Another question raised the issue - if manufacturers don’t provide laboratories with risk information, then what would be the value of EP23? One response was that EP23 would "stand on its own" and still be useful to laboratories. That means the laboratory director would now be responsible for making his/her own assessment of failure modes and risks, as well as identifying those measures for mitigating and monitoring risks. That’s a daunting task, and I worry that those 3.5% of unqualified laboratory directors might not know any better and I’m not so sure about the remaining 96.5% either! I would think most laboratory directors would find it too difficult and would resort to an easier way, such as the default QC of 2 levels per day.

Remember, with EQC and AQC, we’re primarily considering how to save money by doing less QC. The objective is to reduce the number of failures, which will reduce internal failure-costs, such as the cost of QC, cost of repeating QC, cost of repeating patients, cost of trouble-shooting, etc.). We should also worry about external failure-costs, i.e., the costs of producing wrong test results, which may lead to the wrong diagnosis, wrong treatment, or wrong assessment of treatment, which may have much larger costs.
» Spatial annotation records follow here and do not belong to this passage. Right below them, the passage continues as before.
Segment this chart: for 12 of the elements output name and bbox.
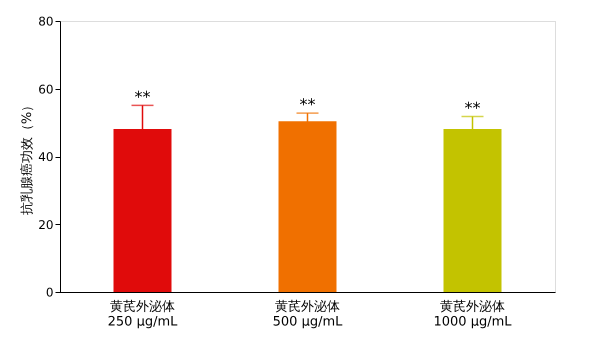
y-tick-label: 80 [38,14,54,28]
y-tick-label: 0 [46,286,54,300]
annotation: ** [134,87,150,106]
y-axis-title: 抗乳腺癌功效（%） [20,98,36,216]
y-tick-label: 40 [38,150,54,164]
annotation: ** [300,95,316,114]
x-tick-label: 黄芪外泌体 500 μg/mL [272,300,344,330]
y-tick-label: 20 [38,218,54,232]
annotation: ** [464,98,480,118]
y-tick-label: 60 [38,82,54,96]
x-tick-label: 黄芪外泌体 250 μg/mL [108,300,178,330]
x-tick-label: 黄芪外泌体 1000 μg/mL [433,300,512,330]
Those costs won’t show up on the laboratory budget, however, so they may not receive as much attention.

In summary, the original 2 year timeline for resolution of the issues with EQC has now become a 4 year time period during which EQC has been successfully established de facto by CMS, and AQC is now being proposed as a further alternative to doing statistical QC. The original focus on POC tests has morphed to analytic systems in general and AQC will most likely be adopted and adapted by large laboratories with skilled analysts, rather than POC applications where EQC represents the simplest way to reduce the QC and still be in compliance with the CLIA regulations.

AQC may indeed turn out to be valuable for customizing QC to fit the specific needs of an analytic system operated in a particular laboratory. However, I would caution laboratories to keep in mind that statistical QC is still an important tool in the QC toolbox and may, in fact, be the most universal and powerful tool that is available. When all is said and done, you will need statistical QC to monitor that “residual risk” that manufacturers pass on to the laboratory.

James O. Westgard, PhD, is a professor emeritus of pathology and laboratory medicine at the University of Wisconsin Medical School, Madison. He also is president of Westgard QC, Inc., (Madison, Wis.) which provides tools, technology, and training for laboratory quality management.